Editor’s note: An April 30 letter to the editor from Diana Smith noted that her son Adrian is in Nepal and is collecting PayPal donations for supplies that will be transported to rural villages. On May 3 she noted that readers can also donate via check if they prefer not to use PayPal. Direct contributions to Adrian are not tax-deductible, but 100 percent of the gift goes to help the villagers; there are no administrative fees. Adrian and his friends will be carrying the supplies through the mountains to the villages because the roads are blocked. You can make out a check to Adrian Smith and mail it c/o Diana Smith, P.O. Box 6294, Lincoln, MA 01773. The memo can say “Earthquake Relief.”
By Alice C. Waugh
Only a few months after Rakesh Karmacharya and his family began calling Lincoln home, much of their homeland lies in rubble after the devastating earthquake in Nepal.
Karmacharya and his wife Monica grew up in Nepal but didn’t meet until both were in college in Boston and have lived in the U.S. ever since. After also attending college here, Rakesh’s brother Rabi returned to Nepal to work with rural schools through OLE Nepal (Open Learning Exchange Nepal),which develops educational materials that can be used on the simple One Laptop Per Child computers and trains teachers to integrate technology in classrooms. OLE Nepal is raising funds to help meet the educational and emotional needs of children who have been displaced and traumatized by the April 25 quake via this Indiegogo page.
“With a lot of funds and focus going to immediate relief—which, understandably should be the first priority—we wanted put our efforts in the rehabilitation and rebuilding efforts.
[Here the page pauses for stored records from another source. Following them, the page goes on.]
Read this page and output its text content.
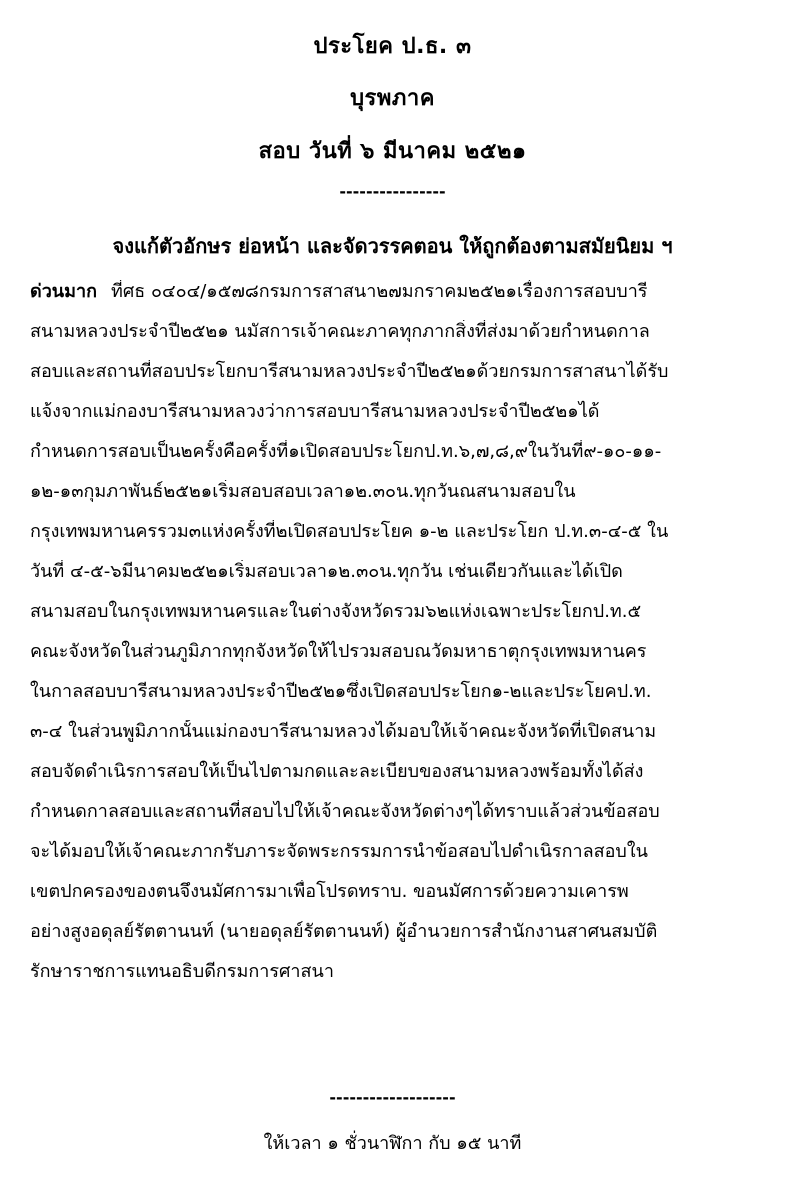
ประโยค ป.ธ. ๓
บุรพภาค
สอบ วันที่ ๖ มีนาคม ๒๕๒๑
----------------
จงแก้ตัวอักษร ย่อหน้า และจัดวรรคตอน ให้ถูกต้องตามสมัยนิยม ฯ
ด่วนมาก ที่ศธ ๐๔๐๔/๑๕๗๘กรมการสาสนา๒๗มกราคม๒๕๒๑เรื่องการสอบบารี
สนามหลวงประจำปี๒๕๒๑ นมัสการเจ้าคณะภาคทุกภากสิ่งที่ส่งมาด้วยกำหนดกาล
สอบและสถานที่สอบประโยกบารีสนามหลวงประจำปี๒๕๒๑ด้วยกรมการสาสนาได้รับ
แจ้งจากแม่กองบารีสนามหลวงว่าการสอบบารีสนามหลวงประจำปี๒๕๒๑ได้
กำหนดการสอบเป็น๒ครั้งคือครั้งที่๑เปิดสอบประโยกป.ท.๖,๗,๘,๙ในวันที่๙-๑๐-๑๑-
๑๒-๑๓กุมภาพันธ์๒๕๒๑เริ่มสอบสอบเวลา๑๒.๓๐น.ทุกวันณสนามสอบใน
กรุงเทพมหานครรวม๓แห่งครั้งที่๒เปิดสอบประโยค ๑-๒ และประโยก ป.ท.๓-๔-๕ ใน
วันที่ ๔-๕-๖มีนาคม๒๕๒๑เริ่มสอบเวลา๑๒.๓๐น.ทุกวัน เช่นเดียวกันและได้เปิด
สนามสอบในกรุงเทพมหานครและในต่างจังหวัดรวม๖๒แห่งเฉพาะประโยกป.ท.๕
คณะจังหวัดในส่วนภูมิภากทุกจังหวัดให้ไปรวมสอบณวัดมหาธาตุกรุงเทพมหานคร
ในกาลสอบบารีสนามหลวงประจำปี๒๕๒๑ซึ่งเปิดสอบประโยก๑-๒และประโยคป.ท.
๓-๔ ในส่วนพูมิภากนั้นแม่กองบารีสนามหลวงได้มอบให้เจ้าคณะจังหวัดที่เปิดสนาม
สอบจัดดำเนิรการสอบให้เป็นไปตามกดและละเบียบของสนามหลวงพร้อมทั้งได้ส่ง
กำหนดกาลสอบและสถานที่สอบไปให้เจ้าคณะจังหวัดต่างๆได้ทราบแล้วส่วนข้อสอบ
จะได้มอบให้เจ้าคณะภากรับภาระจัดพระกรรมการนำข้อสอบไปดำเนิรกาลสอบใน
เขตปกครองของตนจึงนมัศการมาเพื่อโปรดทราบ. ขอนมัศการด้วยความเคารพ
อย่างสูงอดุลย์รัตตานนท์ (นายอดุลย์รัตตานนท์) ผู้อำนวยการสำนักงานสาศนสมบัติ
รักษาราชการแทนอธิบดีกรมการศาสนา
-------------------
ให้เวลา ๑ ชั่วนาฬิกา กับ ๑๕ นาที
We are planning to provide education and counseling to children while they wait for their schools and homes to be reconstructed,” Rabi wrote in an email to friends and family.
Rakesh and Monica’s extended family in Nepal is safe, though her sister’s house has significant cracks, Rakesh reported. Rabi was visiting a remote school and was on his way home to the Kathmandu Valley when the earthquake struck. The airport was closed and the only road leading out of the valley was blocked by landslides, so it took him several days to get back. While most of the initial damage reports have come from Kathmandu, Rabi said the devastation is going to be much greater in the remote villages, where most of the houses are made of mud and are much less sturdy, according to Rakesh.
Three of the town centers in the Kathmandu Valley have elegant durbar squares (palace squares) with many temples and stupas (mound-like or hemispherical structures containing Buddhist relics) that are centuries old, Rakesh noted. “Even though the monuments and temples are very old, they are very ‘lived in’ spaces. As children, we used to run up and down the temples, ride on the different animal statues in front of the temples, while farmers would be selling vegetables in the durbar square. Many of these temples in the durbar squares are now in rubble after the earthquake.” Monica grew up in the heart of Kathmandu right next to the Dharahara Tower built in the early 1800s, which was also destroyed in the earthquake, he added.